Peptides of tetraspanin oncoprotein CD151 trigger active immunity against primary tumour and experimental lung metastasis

BACKGROUND: Active immunotherapy is an effective, long-lasting, cheap, and safe approach to suppress cancer progression; however, the key issue is to develop appropriate tumour vaccines. Oncoproteins are up-regulated under various stress conditions and promote cell survival. Oncoproteins and their immunogenic domains could serve well as tumour vaccines and prime the hosts’ active anti-tumour immunity. METHODS: Proteomic and bioinformatic analyses were performed to identify potential tumour associated antigens (TAAs). Then, peptides derived from CD151 were designed and synthesized according to the major histocompatibility complex (MHC) I binding and immunogenicity. Cytotoxicity assay, flow cytometry, immunohistochemistry, and in vivo bioluminescence imaging were performed to assess the active anti-tumour immunity triggered by CD151 peptides in H22 primary hepatoma and experimental 4T1 breast cancer lung metastasis models. FINDINGS: CD151 was identified as an ideal TAA based on proteomic and bioinformatic analyses. CD151 peptides as tumour vaccines triggered active anti-tumour immunity against H22 hepatoma and the lung metastasis of 4T1 breast cancer in two mouse models through the activation of CD8(+)IFNγ(+) lymphocytes and the subsequent targeted cytotoxicity.

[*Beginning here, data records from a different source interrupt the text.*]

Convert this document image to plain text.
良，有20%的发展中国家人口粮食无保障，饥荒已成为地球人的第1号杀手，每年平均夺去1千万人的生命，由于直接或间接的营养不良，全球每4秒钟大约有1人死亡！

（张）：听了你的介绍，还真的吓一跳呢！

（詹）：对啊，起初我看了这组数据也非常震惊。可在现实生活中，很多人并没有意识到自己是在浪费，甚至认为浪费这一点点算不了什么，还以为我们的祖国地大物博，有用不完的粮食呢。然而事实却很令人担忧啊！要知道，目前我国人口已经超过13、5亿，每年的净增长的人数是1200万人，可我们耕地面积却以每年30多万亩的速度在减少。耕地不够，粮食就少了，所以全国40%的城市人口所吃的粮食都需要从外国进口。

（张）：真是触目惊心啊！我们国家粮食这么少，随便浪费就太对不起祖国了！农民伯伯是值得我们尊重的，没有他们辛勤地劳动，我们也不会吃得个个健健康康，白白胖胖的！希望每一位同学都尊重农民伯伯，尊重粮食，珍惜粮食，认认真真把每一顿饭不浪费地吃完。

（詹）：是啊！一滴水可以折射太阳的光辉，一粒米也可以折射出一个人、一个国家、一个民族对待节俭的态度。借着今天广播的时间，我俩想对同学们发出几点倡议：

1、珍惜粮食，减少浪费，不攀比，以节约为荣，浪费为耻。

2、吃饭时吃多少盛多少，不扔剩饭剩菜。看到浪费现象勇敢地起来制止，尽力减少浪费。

Further, the peptides suppressed the negative regulators, myeloid-derived suppressor cells. Survival was prolonged for mice with lung metastases from CD151 peptide-immunised groups. INTERPRETATION: The up-regulated oncoproteins in 8 Gy-irradiated tumour cells are good candidates for designing immunogenic peptides as tumour vaccines. Anti-tumour active immunity primed by peptides from CD151 may be an effective and safe approach to suppress cancer progression.